How could this be, you ask? What about federal laws to protect such shared resources? Those are questions more Montanans are asking as well, for the federal Environmental Protection Agency and provisions of the Clean Water Act are in place for just such a backstop. It’s the responsibility of Montana’s Department of Environmental Quality to enforce those laws, so why aren’t they doing their job? Why isn’t the legislature demanding that they fulfill their responsibilities? A loss of dissolved oxygen is degrading the Big Hole’s water quality and the same problem exists across many of the state’s rivers as fishing is often closed in late summer. Those outcomes are especially painful to the thousands of Montanans whose livelihoods depend on anglers.
Big Hole River guides walk a fine line, for they are selling a product—epic fishing on one of America’s last great freestone (no dams) rivers.
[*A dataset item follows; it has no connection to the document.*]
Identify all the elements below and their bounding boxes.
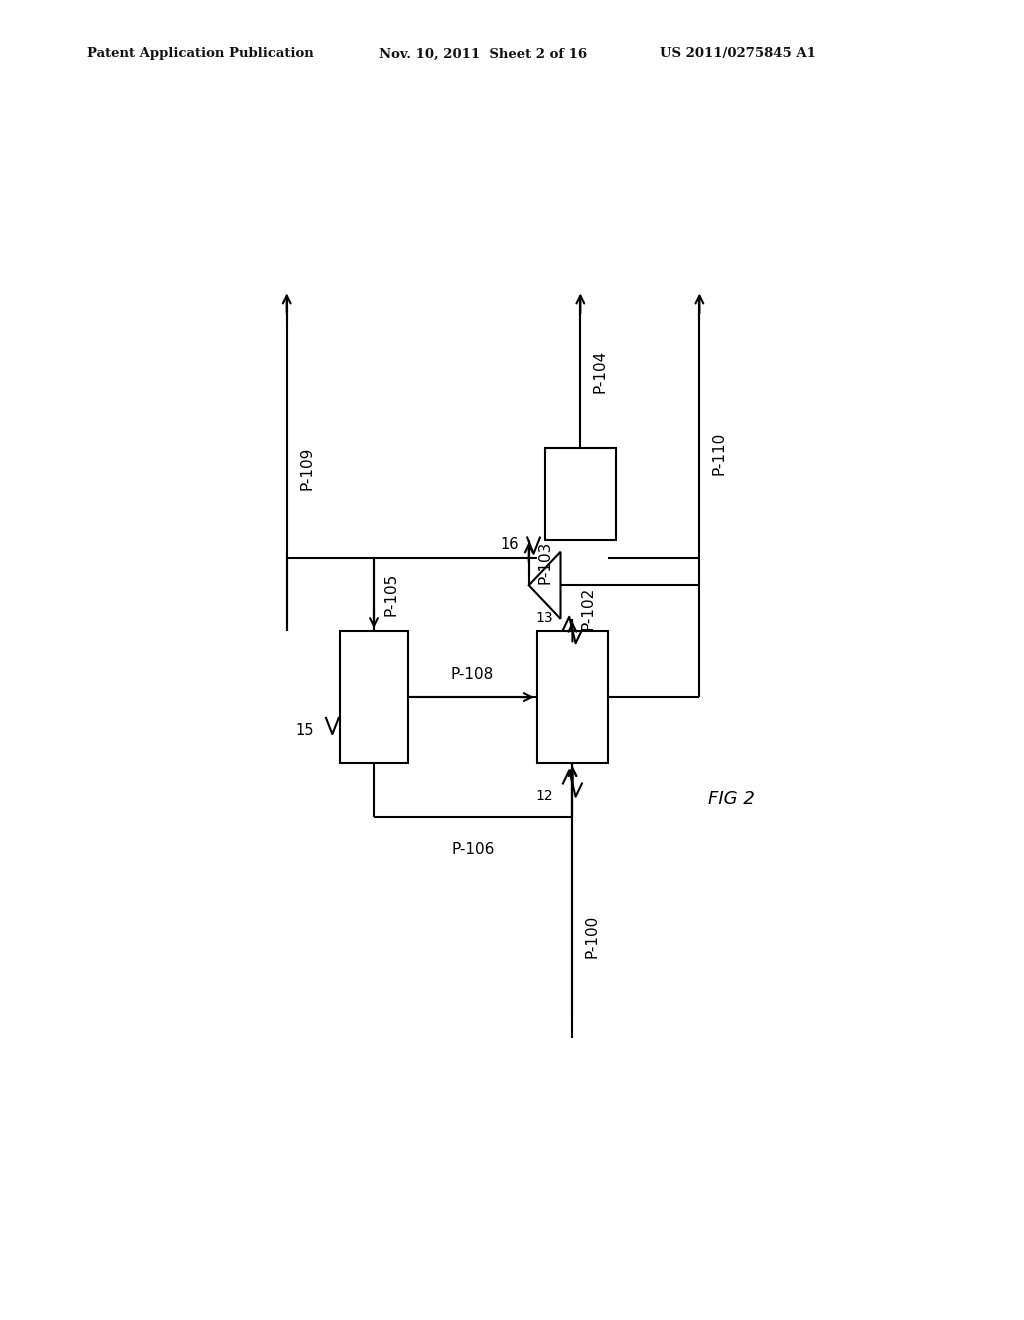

Who could blame them for not publicly decrying the state of affairs, for to do so is an admission that the fishery, and their offering, is in decline. How can they pay for their rod days without a steady stream of clients? Too, there are always images of plenty of fish that show up in that bastion of truth and clarity known as social media to proclaim the river still the deliverer of fishing dreams. Anyone who has spent consistent time on the Big Hole, however, can separate marketing from reality.
Someday, perhaps, the anglers, guides and the many businesses supported by fishermen will take their rightful place at the head of the table of Montana’s river interests. For now, however, the Montana that once was—a state that had become the spiritual center of the fly fishing universe, brimming with unmatched numbers of trout and angling opportunities—is no longer. Instead, the promise of the Big Hole and other rivers to deliver historic days on the water—the kind that echo through America’s fishing community—are mostly just memories, like ghosts of fishermen past.